In some cases, outlets have run entirely fabricated stories at the behest of disinformation purveyors, such as a 2022 piece in The Times written by a fictional Ukrainian journalism student, and spectacularly bad Daily Beast coverage from 2023 that falsely portrayed multiple left-wing social media users as pro-DeSantis fake accounts as well as describing an AI-generated face as a “sexual meme” of a real child. (The Times quickly withdrew the article in question once made aware of the problem; The Daily Beast article is, unfortunately, still online at the time of this writing.)
The rise of generative AI has accelerated these issues. Several of the incidents discussed in this article, including the Patriot Front sock account, the fake Ukrainian journalism student, and the bogus DeSantis troll army story, involved StyleGAN-generated faces in varying ways. Over the last couple years, news outlets have increasingly presented AI-generated images and videos harvested from social media as real footage of war, earthquakes, and prominent political figures, often without even being aware of it.

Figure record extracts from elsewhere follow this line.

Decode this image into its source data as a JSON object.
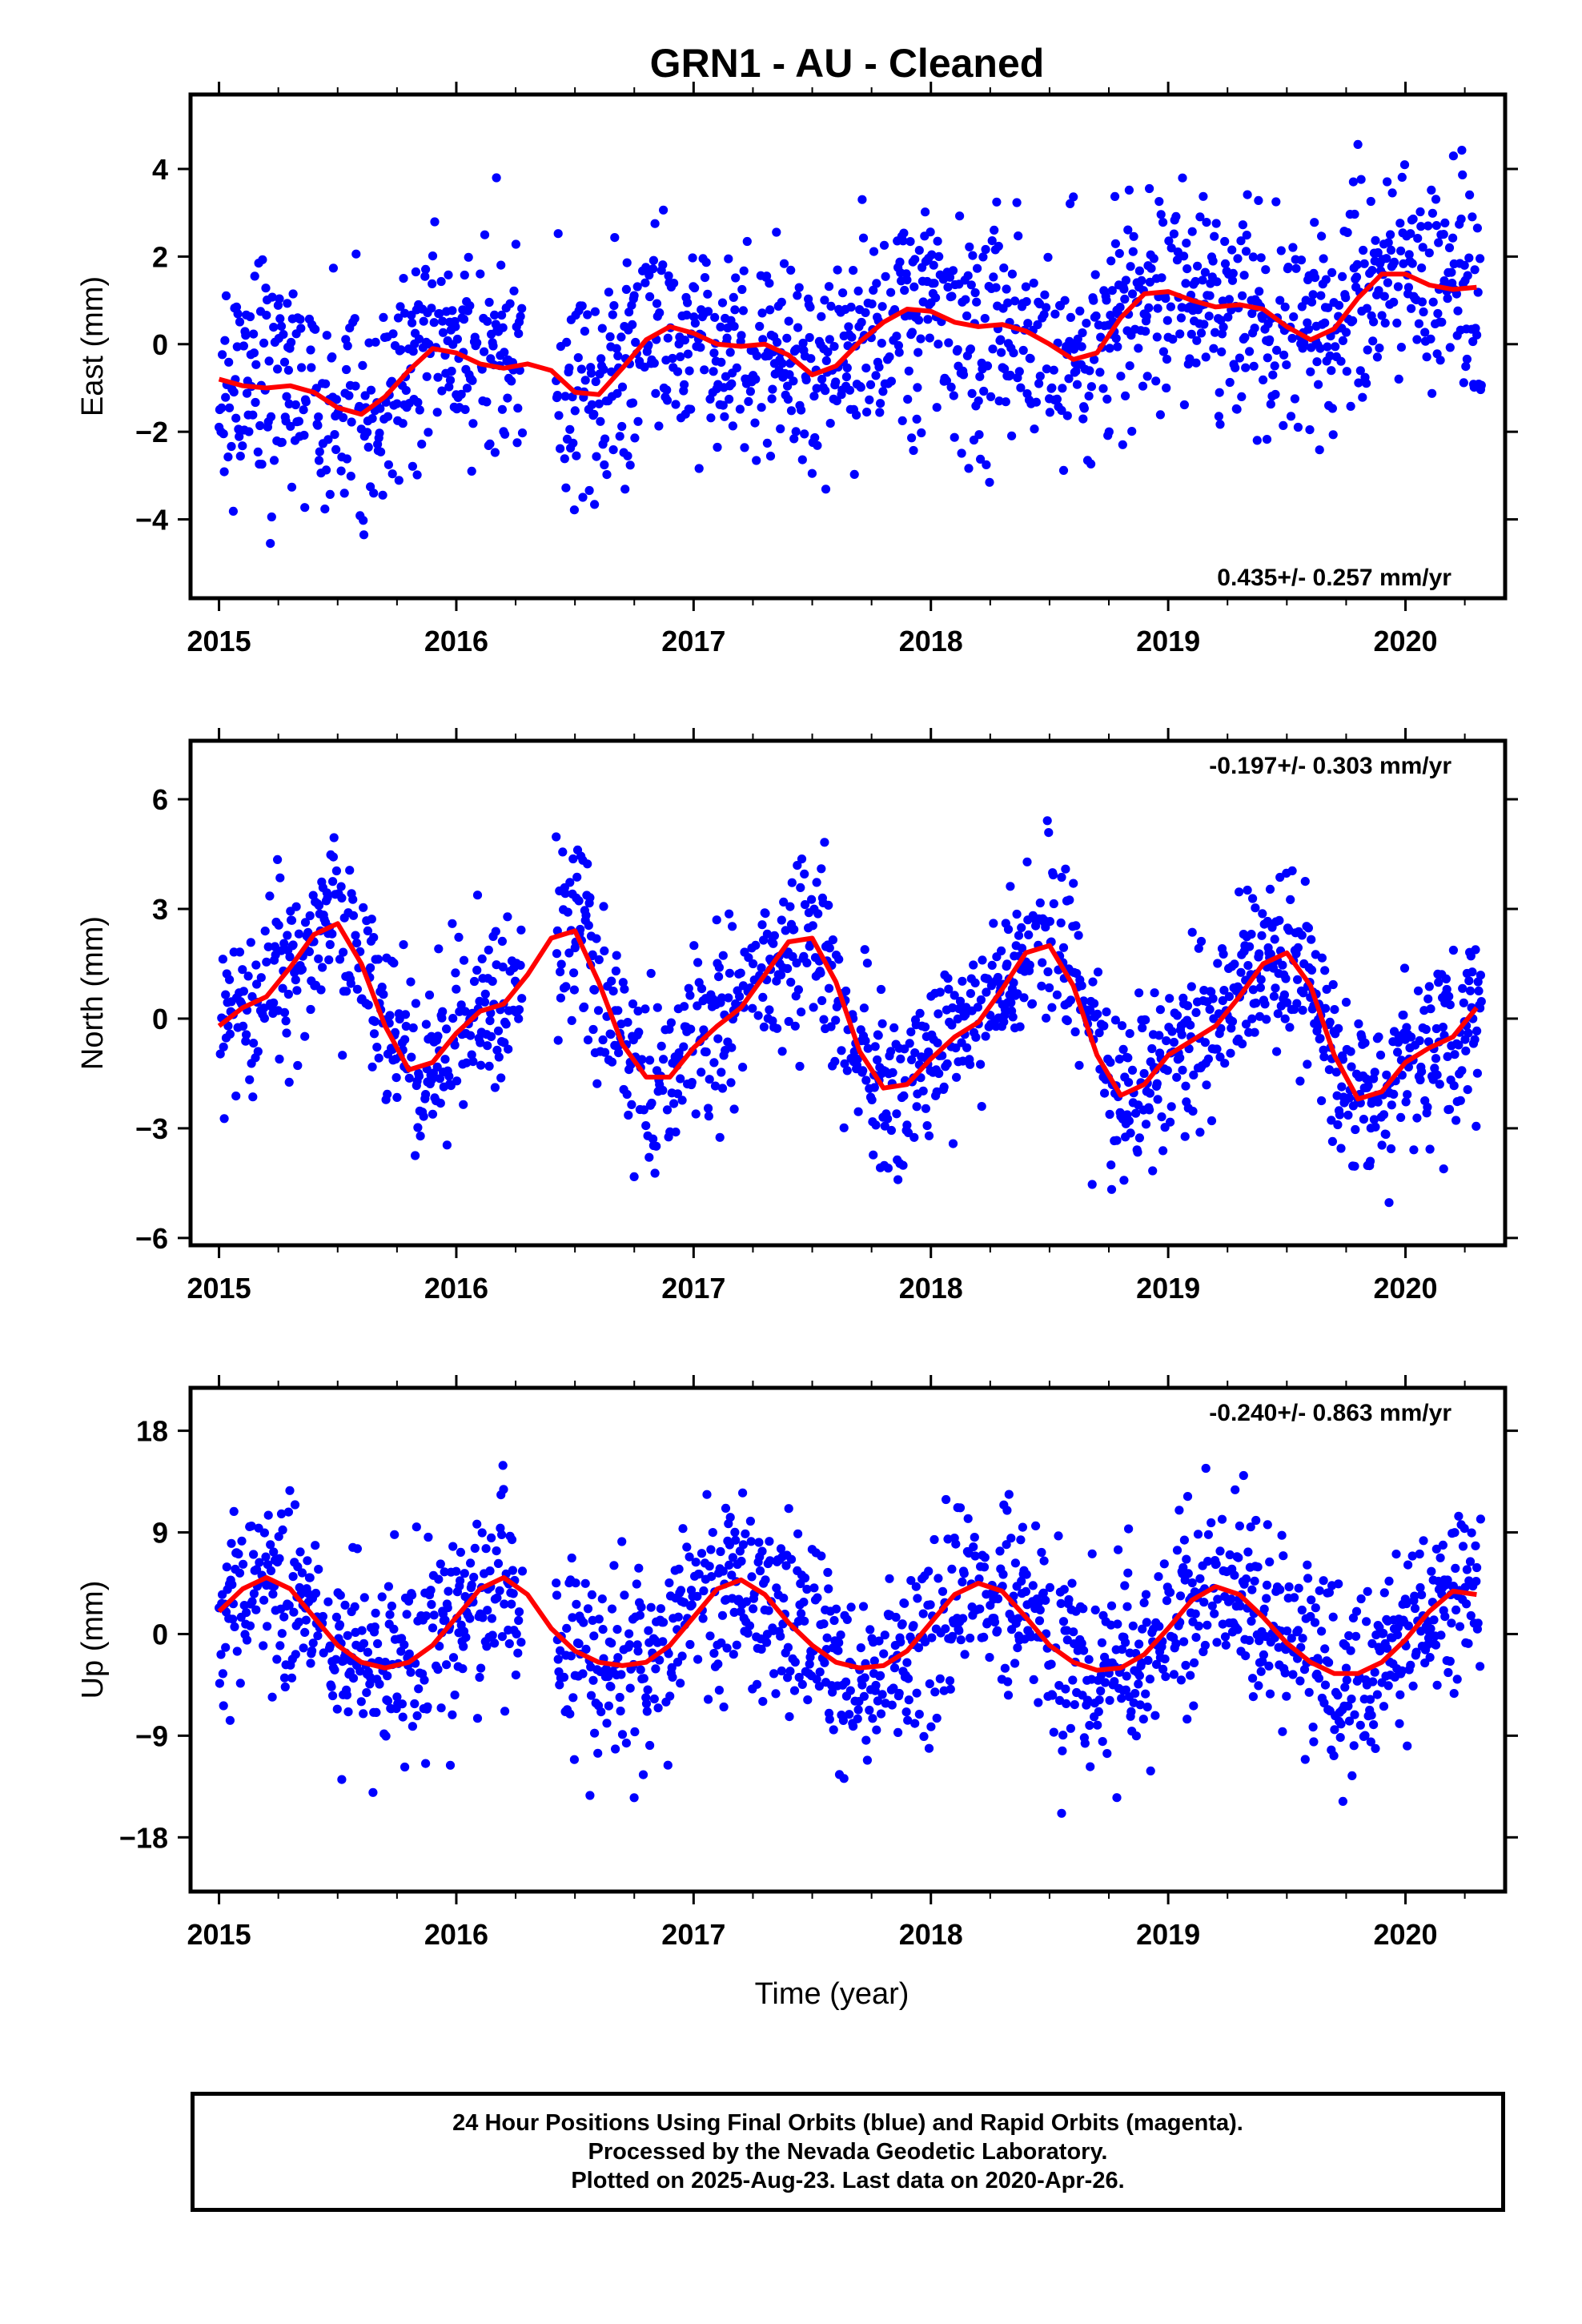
{
  "title": "GRN1  - AU - Cleaned",
  "colors": {
    "points": "#0000ff",
    "fit": "#ff0000",
    "frame": "#000000"
  },
  "footer": {
    "line1": "24 Hour Positions Using Final Orbits (blue) and Rapid Orbits (magenta).",
    "line2": "Processed by the Nevada Geodetic Laboratory.",
    "line3": "Plotted on 2025-Aug-23. Last data on 2020-Apr-26."
  },
  "chart_data": [
    {
      "type": "scatter",
      "ylabel": "East (mm)",
      "xlabel": "",
      "xlim": [
        2014.88,
        2020.42
      ],
      "ylim": [
        -5.8,
        5.7
      ],
      "xticks": [
        2015,
        2016,
        2017,
        2018,
        2019,
        2020
      ],
      "yticks": [
        4,
        2,
        0,
        -2,
        -4
      ],
      "ytick_labels": [
        "4",
        "2",
        "0",
        "−2",
        "−4"
      ],
      "rate": "0.435+/- 0.257 mm/yr",
      "rate_position": "bottom-right",
      "data_start": 2015.0,
      "data_end": 2020.32,
      "fit": {
        "x": [
          2015.0,
          2015.1,
          2015.2,
          2015.3,
          2015.4,
          2015.5,
          2015.6,
          2015.7,
          2015.8,
          2015.9,
          2016.0,
          2016.1,
          2016.2,
          2016.3,
          2016.4,
          2016.5,
          2016.6,
          2016.7,
          2016.8,
          2016.9,
          2017.0,
          2017.1,
          2017.2,
          2017.3,
          2017.4,
          2017.5,
          2017.6,
          2017.7,
          2017.8,
          2017.9,
          2018.0,
          2018.1,
          2018.2,
          2018.3,
          2018.4,
          2018.5,
          2018.6,
          2018.7,
          2018.8,
          2018.9,
          2019.0,
          2019.1,
          2019.2,
          2019.3,
          2019.4,
          2019.5,
          2019.6,
          2019.7,
          2019.8,
          2019.9,
          2020.0,
          2020.1,
          2020.2,
          2020.3
        ],
        "y": [
          -0.8,
          -0.95,
          -1.0,
          -0.95,
          -1.1,
          -1.45,
          -1.6,
          -1.2,
          -0.6,
          -0.1,
          -0.2,
          -0.45,
          -0.55,
          -0.45,
          -0.6,
          -1.1,
          -1.15,
          -0.55,
          0.1,
          0.4,
          0.25,
          0.0,
          -0.05,
          0.0,
          -0.25,
          -0.7,
          -0.5,
          0.05,
          0.5,
          0.8,
          0.75,
          0.5,
          0.4,
          0.45,
          0.3,
          0.0,
          -0.35,
          -0.2,
          0.6,
          1.15,
          1.2,
          1.0,
          0.85,
          0.9,
          0.8,
          0.4,
          0.1,
          0.35,
          1.05,
          1.6,
          1.6,
          1.35,
          1.25,
          1.3
        ]
      },
      "scatter_sd": 1.25,
      "seed": 11
    },
    {
      "type": "scatter",
      "ylabel": "North (mm)",
      "xlabel": "",
      "xlim": [
        2014.88,
        2020.42
      ],
      "ylim": [
        -6.2,
        7.6
      ],
      "xticks": [
        2015,
        2016,
        2017,
        2018,
        2019,
        2020
      ],
      "yticks": [
        6,
        3,
        0,
        -3,
        -6
      ],
      "ytick_labels": [
        "6",
        "3",
        "0",
        "−3",
        "−6"
      ],
      "rate": "-0.197+/- 0.303 mm/yr",
      "rate_position": "top-right",
      "data_start": 2015.0,
      "data_end": 2020.32,
      "fit": {
        "x": [
          2015.0,
          2015.1,
          2015.2,
          2015.3,
          2015.4,
          2015.5,
          2015.6,
          2015.7,
          2015.8,
          2015.9,
          2016.0,
          2016.1,
          2016.2,
          2016.3,
          2016.4,
          2016.5,
          2016.6,
          2016.7,
          2016.8,
          2016.9,
          2017.0,
          2017.1,
          2017.2,
          2017.3,
          2017.4,
          2017.5,
          2017.6,
          2017.7,
          2017.8,
          2017.9,
          2018.0,
          2018.1,
          2018.2,
          2018.3,
          2018.4,
          2018.5,
          2018.6,
          2018.7,
          2018.8,
          2018.9,
          2019.0,
          2019.1,
          2019.2,
          2019.3,
          2019.4,
          2019.5,
          2019.6,
          2019.7,
          2019.8,
          2019.9,
          2020.0,
          2020.1,
          2020.2,
          2020.3
        ],
        "y": [
          -0.2,
          0.3,
          0.6,
          1.4,
          2.3,
          2.6,
          1.5,
          -0.2,
          -1.4,
          -1.2,
          -0.4,
          0.2,
          0.4,
          1.2,
          2.2,
          2.4,
          1.0,
          -0.7,
          -1.6,
          -1.6,
          -0.8,
          -0.2,
          0.3,
          1.2,
          2.1,
          2.2,
          1.0,
          -0.9,
          -1.9,
          -1.8,
          -1.1,
          -0.5,
          -0.1,
          0.8,
          1.8,
          2.0,
          0.9,
          -1.0,
          -2.1,
          -1.8,
          -1.0,
          -0.6,
          -0.2,
          0.6,
          1.5,
          1.8,
          0.9,
          -1.0,
          -2.2,
          -2.0,
          -1.2,
          -0.8,
          -0.5,
          0.3
        ]
      },
      "scatter_sd": 1.15,
      "seed": 23
    },
    {
      "type": "scatter",
      "ylabel": "Up (mm)",
      "xlabel": "Time (year)",
      "xlim": [
        2014.88,
        2020.42
      ],
      "ylim": [
        -22.8,
        21.8
      ],
      "xticks": [
        2015,
        2016,
        2017,
        2018,
        2019,
        2020
      ],
      "yticks": [
        18,
        9,
        0,
        -9,
        -18
      ],
      "ytick_labels": [
        "18",
        "9",
        "0",
        "−9",
        "−18"
      ],
      "rate": "-0.240+/- 0.863 mm/yr",
      "rate_position": "top-right",
      "data_start": 2015.0,
      "data_end": 2020.32,
      "fit": {
        "x": [
          2015.0,
          2015.1,
          2015.2,
          2015.3,
          2015.4,
          2015.5,
          2015.6,
          2015.7,
          2015.8,
          2015.9,
          2016.0,
          2016.1,
          2016.2,
          2016.3,
          2016.4,
          2016.5,
          2016.6,
          2016.7,
          2016.8,
          2016.9,
          2017.0,
          2017.1,
          2017.2,
          2017.3,
          2017.4,
          2017.5,
          2017.6,
          2017.7,
          2017.8,
          2017.9,
          2018.0,
          2018.1,
          2018.2,
          2018.3,
          2018.4,
          2018.5,
          2018.6,
          2018.7,
          2018.8,
          2018.9,
          2019.0,
          2019.1,
          2019.2,
          2019.3,
          2019.4,
          2019.5,
          2019.6,
          2019.7,
          2019.8,
          2019.9,
          2020.0,
          2020.1,
          2020.2,
          2020.3
        ],
        "y": [
          2.0,
          4.0,
          5.0,
          4.0,
          1.5,
          -1.0,
          -2.5,
          -3.0,
          -2.5,
          -1.0,
          1.5,
          4.0,
          5.0,
          3.5,
          0.5,
          -1.5,
          -2.5,
          -2.8,
          -2.5,
          -1.0,
          1.5,
          4.0,
          4.8,
          3.5,
          1.0,
          -1.0,
          -2.5,
          -3.0,
          -2.8,
          -1.5,
          1.0,
          3.5,
          4.5,
          3.8,
          1.5,
          -1.0,
          -2.5,
          -3.2,
          -3.0,
          -1.8,
          0.5,
          3.0,
          4.2,
          3.5,
          1.5,
          -0.8,
          -2.5,
          -3.5,
          -3.5,
          -2.5,
          -0.5,
          2.0,
          3.8,
          3.5
        ]
      },
      "scatter_sd": 4.2,
      "seed": 37
    }
  ]
}
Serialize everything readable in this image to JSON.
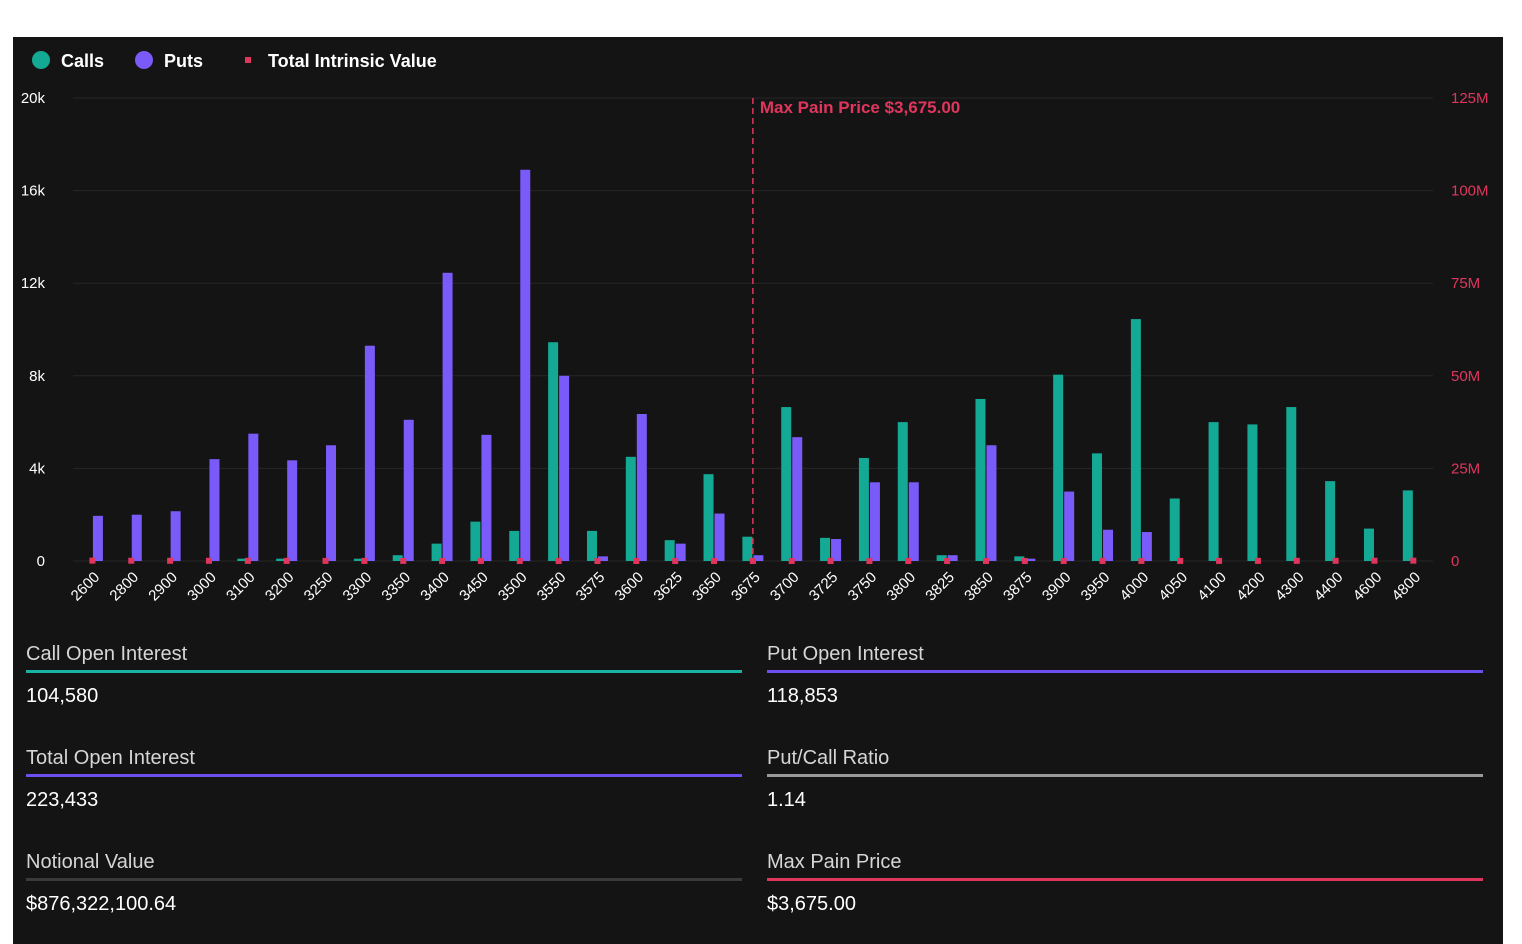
{
  "legend": [
    {
      "label": "Calls",
      "color": "#14a995"
    },
    {
      "label": "Puts",
      "color": "#7a5af8"
    },
    {
      "label": "Total Intrinsic Value",
      "color": "#e0365e"
    }
  ],
  "max_pain_label": "Max Pain Price $3,675.00",
  "chart_data": {
    "type": "bar",
    "categories": [
      "2600",
      "2800",
      "2900",
      "3000",
      "3100",
      "3200",
      "3250",
      "3300",
      "3350",
      "3400",
      "3450",
      "3500",
      "3550",
      "3575",
      "3600",
      "3625",
      "3650",
      "3675",
      "3700",
      "3725",
      "3750",
      "3800",
      "3825",
      "3850",
      "3875",
      "3900",
      "3950",
      "4000",
      "4050",
      "4100",
      "4200",
      "4300",
      "4400",
      "4600",
      "4800"
    ],
    "series": [
      {
        "name": "Calls",
        "axis": "left",
        "color": "#14a995",
        "values": [
          0,
          0,
          0,
          0,
          100,
          100,
          0,
          100,
          250,
          750,
          1700,
          1300,
          9450,
          1300,
          4500,
          900,
          3750,
          1050,
          6650,
          1000,
          4450,
          6000,
          250,
          7000,
          200,
          8050,
          4650,
          10450,
          2700,
          6000,
          5900,
          6650,
          3450,
          1400,
          3050
        ]
      },
      {
        "name": "Puts",
        "axis": "left",
        "color": "#7a5af8",
        "values": [
          1950,
          2000,
          2150,
          4400,
          5500,
          4350,
          5000,
          9300,
          6100,
          12450,
          5450,
          16900,
          8000,
          200,
          6350,
          750,
          2050,
          250,
          5350,
          950,
          3400,
          3400,
          250,
          5000,
          100,
          3000,
          1350,
          1250,
          0,
          0,
          0,
          0,
          0,
          0,
          0
        ]
      },
      {
        "name": "Total Intrinsic Value",
        "axis": "right",
        "type": "scatter",
        "color": "#e0365e",
        "values": [
          101000,
          77500,
          65500,
          54500,
          43500,
          33500,
          28500,
          24000,
          19500,
          15500,
          12500,
          9500,
          7900,
          7300,
          7000,
          6800,
          6800,
          6600,
          6600,
          6800,
          7000,
          8400,
          9500,
          10000,
          11000,
          12500,
          15500,
          18000,
          22000,
          26000,
          34500,
          43500,
          53500,
          73500,
          93500
        ]
      }
    ],
    "yaxis_left": {
      "ticks": [
        "20k",
        "16k",
        "12k",
        "8k",
        "4k",
        "0"
      ],
      "ylim": [
        0,
        20000
      ]
    },
    "yaxis_right": {
      "ticks": [
        "125M",
        "100M",
        "75M",
        "50M",
        "25M",
        "0"
      ],
      "ylim": [
        0,
        125000000
      ]
    },
    "max_pain_category": "3675",
    "legend_position": "top-left"
  },
  "stats": [
    {
      "label": "Call Open Interest",
      "value": "104,580",
      "color": "#17b3a6"
    },
    {
      "label": "Put Open Interest",
      "value": "118,853",
      "color": "#6c4df0"
    },
    {
      "label": "Total Open Interest",
      "value": "223,433",
      "color": "#6c4df0"
    },
    {
      "label": "Put/Call Ratio",
      "value": "1.14",
      "color": "#9a9a9a"
    },
    {
      "label": "Notional Value",
      "value": "$876,322,100.64",
      "color": "#3a3a3a"
    },
    {
      "label": "Max Pain Price",
      "value": "$3,675.00",
      "color": "#e0365e"
    }
  ]
}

Ultimately, all of the above is exacerbated by an information environment driven by click and view counts, which tends to favor dramatic tabloid-style news stories over accurate investigations. Partisanship worsens the problem, as inaccurate coverage tends to get shared anyway when it aligns with the political preferences of the sharer. In order to change this, journalists and outlets covering stories of this sort should, at the minimum, get in the habit of providing examples of the fake accounts and content being covered, as well as discussing the reasoning and tools used to diagnose them as suspect. A higher dose of critical thinking regarding sensational stories on the part of both readers and reporters would also help considerably.